I am just back from fasting for four days in the desert as one part of a much larger experience of self-discovery. While it may seem horrific and insane to go willingly without food for so many days, I will tell you that while I experienced extreme levels of physical discomfort, hunger of the body turned out to be only one part, and perhaps, most importantly, the least part, of a much larger revelation.

Beyond physical gnawing, sickness, and cravings, beyond emotional crutches and confusions around food, there came the most unexpected waves of soul hunger; wrenching,clawing, and desperate pangs for primal needs known deep within, but often left unspoken. Or worse yet, unrecognized.

For all of the material abundance and unfettered access to food so many of us experience in this nation, we are a culture famished; literally starving to death for what matters most. We, who throw out upwards of 40% of the food we produce, spend day after day deprived of the true nourishment that human beings require to live whole, connected, and well. Things like clean air, food, and water. Things like a human pace in our daily doings. Things like authentic connection. Things like being valued for who you really are. Things like acceptance, safety, dignity, and respect. The list is both endless, and unmet in too many ways, and for far too many of us.

Day after day, and sometimes moment by moment, when the physical sensations of food deprivation felt unbearable, leaving me unable to move, I spoke my hungers into the desert floor. When I felt as though I could not bear it for one more second, I let pour out of my mouth my physical, emotional, and soul hunger; all of the things I was ravenous, and literally, dying for. All of the things I needed to feel nourished, sustained, and at home in this world and in this body of mine. I prayed my hungers. I wailed them. I screamed and whispered them all. Peace. Justice. Equality. Protection of children. Reverence and respect for all Life. Healing. Recognition of the Sacred in the day to day. On and on it went, seemingly without end.

To be human is to hunger. And to know the feel and the scope of real hunger, at any level, is to live honestly, authentically, and guided by the Truth of Existence Herself. Unfortunately, we live in times where our truest hungers are being sidetracked, obscured, and forgotten. Unfortunately, we live in times where we have come to fear, deny, and escape from the very ache that would set us right.

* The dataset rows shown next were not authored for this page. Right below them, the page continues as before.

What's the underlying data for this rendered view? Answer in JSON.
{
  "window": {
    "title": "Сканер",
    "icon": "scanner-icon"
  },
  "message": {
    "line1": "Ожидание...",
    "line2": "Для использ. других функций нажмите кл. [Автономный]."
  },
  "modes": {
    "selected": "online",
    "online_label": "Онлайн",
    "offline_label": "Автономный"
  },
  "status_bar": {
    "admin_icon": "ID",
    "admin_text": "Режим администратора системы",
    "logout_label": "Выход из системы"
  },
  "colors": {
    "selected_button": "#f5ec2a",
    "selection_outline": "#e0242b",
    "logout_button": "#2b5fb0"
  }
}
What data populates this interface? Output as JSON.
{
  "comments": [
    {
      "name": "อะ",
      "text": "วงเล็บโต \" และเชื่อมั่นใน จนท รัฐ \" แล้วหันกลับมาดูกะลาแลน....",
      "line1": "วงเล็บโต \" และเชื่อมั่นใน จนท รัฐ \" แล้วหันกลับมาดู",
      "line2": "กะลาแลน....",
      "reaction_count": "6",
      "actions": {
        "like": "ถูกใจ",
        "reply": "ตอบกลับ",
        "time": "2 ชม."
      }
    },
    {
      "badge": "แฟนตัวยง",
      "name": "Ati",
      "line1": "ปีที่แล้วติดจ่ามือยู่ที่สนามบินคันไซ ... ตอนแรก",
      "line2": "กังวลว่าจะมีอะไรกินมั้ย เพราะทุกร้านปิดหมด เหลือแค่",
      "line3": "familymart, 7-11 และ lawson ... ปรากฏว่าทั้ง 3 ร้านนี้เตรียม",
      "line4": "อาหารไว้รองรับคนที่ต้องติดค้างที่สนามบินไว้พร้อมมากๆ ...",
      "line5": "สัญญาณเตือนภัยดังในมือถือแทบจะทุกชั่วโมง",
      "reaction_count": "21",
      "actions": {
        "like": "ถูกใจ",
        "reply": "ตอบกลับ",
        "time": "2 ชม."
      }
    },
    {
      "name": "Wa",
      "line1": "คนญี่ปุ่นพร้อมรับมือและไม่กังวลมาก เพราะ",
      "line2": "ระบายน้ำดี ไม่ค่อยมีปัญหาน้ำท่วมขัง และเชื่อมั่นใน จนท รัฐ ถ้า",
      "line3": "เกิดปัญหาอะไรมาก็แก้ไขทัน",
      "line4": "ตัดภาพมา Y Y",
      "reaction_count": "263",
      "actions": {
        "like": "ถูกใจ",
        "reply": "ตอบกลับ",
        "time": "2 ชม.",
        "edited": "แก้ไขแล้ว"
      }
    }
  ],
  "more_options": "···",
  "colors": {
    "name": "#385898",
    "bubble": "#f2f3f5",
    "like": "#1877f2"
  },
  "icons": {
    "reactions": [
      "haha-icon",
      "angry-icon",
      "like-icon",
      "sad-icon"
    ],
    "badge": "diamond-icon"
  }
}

Try it. Step outside and speak to the trees or the sky everything you are starved for. Or whisper it into your pillow before you fall asleep at night. At first, it will break your heart. You will feel ruined by the intensity and the seemingly impossible hope that any of what you must hunger for could be sated. But once the sorrow clears, a great conviction, clarity, and commitment, in a world lacking all three, will reveal itself. And it will remind you of who your are, what you stand for, and what you know to be true. Despite the ache. Because of the ache.